Arthur was never told why he had been chosen to move from the Finance Ministry to the Foreign Office, he had made no formal application and had not even known there were positions available but it was promotion and a timely one for him personally. David had left sc
hool and was working for his Civil Service exams so Arthur and Alice had not expected to have another child, but the unexpected baby Elizabeth had brought laughter to the household despite the increasing gloom of international events.
Everyone knew a war was coming.

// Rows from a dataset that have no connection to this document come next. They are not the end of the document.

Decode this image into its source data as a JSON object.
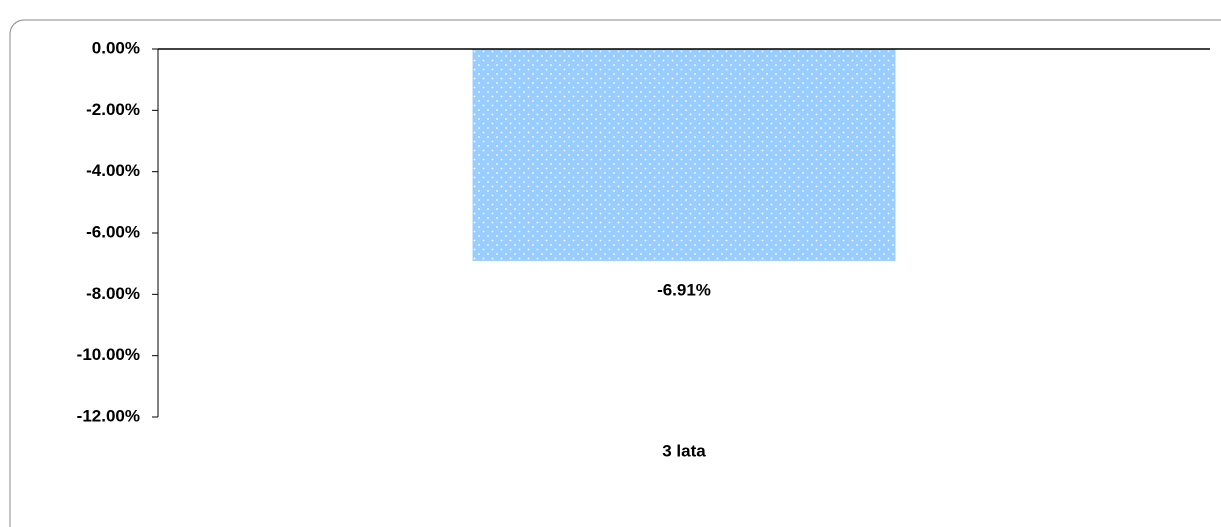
{
  "chart_data": {
    "type": "bar",
    "categories": [
      "3 lata"
    ],
    "values": [
      -6.91
    ],
    "value_labels": [
      "-6.91%"
    ],
    "color": "#99ccff",
    "ylim": [
      -12,
      0
    ],
    "yticks": [
      {
        "value": 0,
        "label": "0.00%"
      },
      {
        "value": -2,
        "label": "-2.00%"
      },
      {
        "value": -4,
        "label": "-4.00%"
      },
      {
        "value": -6,
        "label": "-6.00%"
      },
      {
        "value": -8,
        "label": "-8.00%"
      },
      {
        "value": -10,
        "label": "-10.00%"
      },
      {
        "value": -12,
        "label": "-12.00%"
      }
    ],
    "grid": false
  }
}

Whatever Kaiser Bill said about his friendship with England the Daily Mail knew that the German people would force a war.
It would be over quickly, Arthur told his son, there was so much preparation going on. Although bound to secrecy Arthur told David of the young men in the best public schools being trained to be officers, young and fit men being trained as a Special Reserve, the build up of arms of a quantity more than sufficient to overcome any foe and the lessons of recent wars all learned. “There won’t be a chance for you to cover yourself with glory,” Arthur had said, “Once it starts we’ll have sorted it all out in a few weeks.”
In common with many men of his class, Arthur would never discuss anything of world affairs with his wife. He would never have expected her to understand what he was talking about let alone have an opinion that might have value. The papers, and what they reported, were men’s business and Arthur felt it best not to worry his wife with such details. He did not for one instant think that his attitude was patronising and he was totally unaware that she read every page of the newspaper he gave her at the end of each day. He assumed that she put them to good use for wrapping up the waste or rolling into tight fire lighters, which of course she did for she was a thrifty housekeeper, but not before she had read every word. Frequently she bit her lip when he said she wouldn’t understand or shouldn’t be interested in what occurred in the widening world around them. She kept quiet with Arthur, but spent many happy hours discussing ‘events’ with David.
Arthur was older and more experienced than the other clerks in his department and perhaps that was why he was singled out to do special work. If a particularly sensitive or difficult document was to be copied it would be Arthur who was instructed but he had still been surprised when was called to the front of the room and asked to stay behind after the bell that marked the end of the working day sounded.